Their research, published in Nature Scientific Reports, lays out a possible avenue to a situation where the Second Law is violated on the microscopic level.
The Second Law is underpinned by what is called the H-theorem, which says that if you open a door between two rooms, one hot and one cold, they will eventually settle into lukewarm equilibrium; the hot room will never end up hotter.
But even in the twentieth century, as our knowledge of quantum mechanics advanced, we didn't fully understand the fundamental physical origins of the H-theorem.
Recent advancements in a field called quantum information theory offered a mathematical construction in which entropy increases.
"What we did was formulate how these beautiful abstract mathematical theories could be connected to our crude reality," said Valerii Vinokur, an Argonne Distinguished Fellow and corresponding author on the study.
The scientists took quantum information theory, which is based on abstract mathematical systems, and applied it to condensed matter physics, a well-explored field with many known laws and experiments.
"This allowed us to formulate the quantum H-theorem as it related to things that could be physically observed," said Ivan Sadovskyy, a joint appointee with Argonne's Materials Science Division and the Computation Institute and another author on the paper. "It establishes a connection between well-documented quantum physics processes and the theoretical quantum channels that make up quantum information theory."
The work predicts certain conditions under which the H-theorem might be violated and entropy — in the short term — might actually decrease.
As far back as 1867, physicist James Clerk Maxwell described a hypothetical way to violate the Second Law: if a small theoretical being sat at the door between the hot and cold rooms and only let through particles traveling at a certain speed.

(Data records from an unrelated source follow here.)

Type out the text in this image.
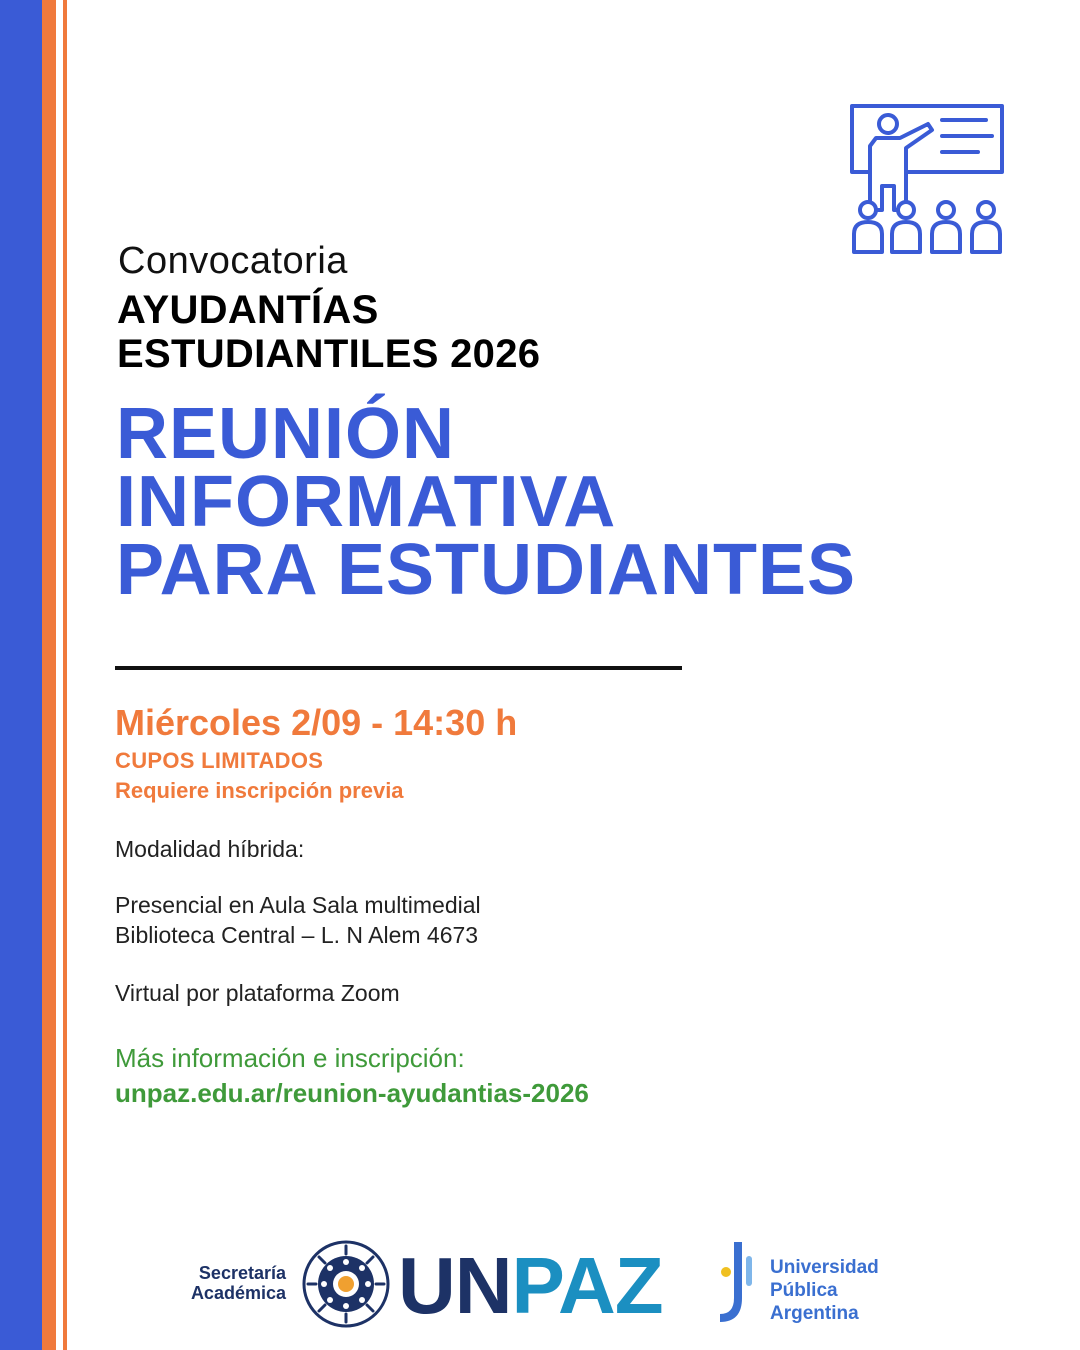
Convocatoria
AYUDANTÍAS
ESTUDIANTILES 2026
REUNIÓN
INFORMATIVA
PARA ESTUDIANTES
Miércoles 2/09 - 14:30 h
CUPOS LIMITADOS
Requiere inscripción previa
Modalidad híbrida:
Presencial en Aula Sala multimedial
Biblioteca Central – L. N Alem 4673
Virtual por plataforma Zoom
Más información e inscripción:
unpaz.edu.ar/reunion-ayudantias-2026
Secretaría
Académica UNPAZ	Universidad
Pública
Argentina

This theoretical imp is called "Maxwell's demon."
"Although the violation is only on the local scale, the implications are far-reaching," Vinokur said. "This provides us a platform for the practical realization of a quantum Maxwell's demon, which could make possible a local quantum perpetual motion machine."
For example, he said, the principle could be designed into a "refrigerator" which could be cooled remotely — that is, the energy expended to cool it could take place anywhere.

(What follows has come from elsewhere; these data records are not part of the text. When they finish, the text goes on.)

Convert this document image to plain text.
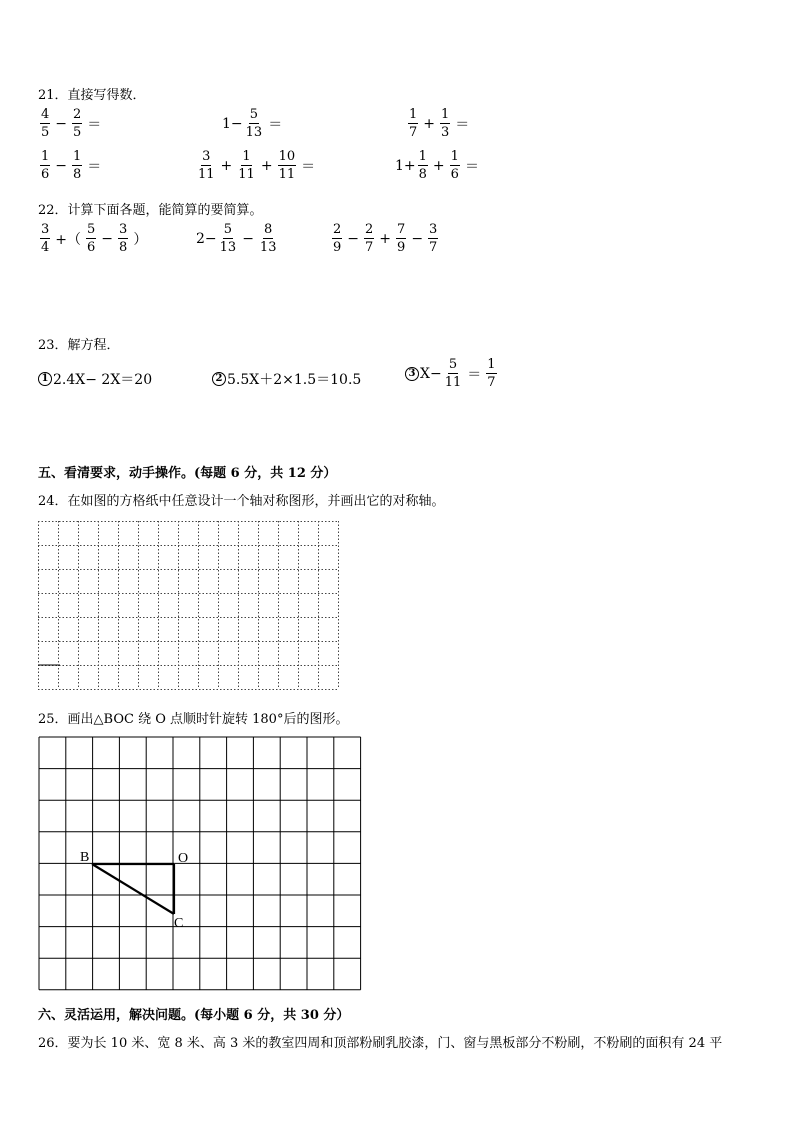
21．直接写得数．
$\frac{4}{5} - \frac{2}{5}$ ＝	$1- \frac{5}{13}$ ＝	$\frac{1}{7} + \frac{1}{3}$ ＝
$\frac{1}{6} - \frac{1}{8}$ ＝	$\frac{3}{11} + \frac{1}{11} + \frac{10}{11}$ ＝	$1+ \frac{1}{8} + \frac{1}{6}$ ＝
22．计算下面各题，能简算的要简算。
$\frac{3}{4}$ +（ $\frac{5}{6} - \frac{3}{8}$ ）	$2- \frac{5}{13} - \frac{8}{13}$	$\frac{2}{9} - \frac{2}{7} + \frac{7}{9} - \frac{3}{7}$
23．解方程．
1 2.4X− 2X＝20	2 5.5X＋2×1.5＝10.5	3 $X- \frac{5}{11} = \frac{1}{7}$
五、看清要求，动手操作。(每题 6 分，共 12 分）
24．在如图的方格纸中任意设计一个轴对称图形，并画出它的对称轴。
25．画出△BOC 绕 O 点顺时针旋转 180°后的图形。
B	O
C
六、灵活运用，解决问题。(每小题 6 分，共 30 分）
26．要为长 10 米、宽 8 米、高 3 米的教室四周和顶部粉刷乳胶漆，门、窗与黑板部分不粉刷，不粉刷的面积有 24 平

The authors are planning to work closely with a team of experimentalists to design a proof-of-concept system, they said.
The study, "H-theorem in quantum physics," was published September 12 in Nature Scientific Reports. Other authors on the study were G.B. Lesovik of Russia's L.D. Landau Institute for Theoretical Physics and Switzerland's Theoretische Physik; A.V. Lebedev of Theoretische Physik; and M.V. Suslov of the Moscow Institute of Physics and Technology.
The study was supported by the U.S. Department of Energy's Office of Science, the Swiss National Foundation, the Pauli Center for Theoretical Studies at ETH Zurich and the Russian Foundation for Basic Research.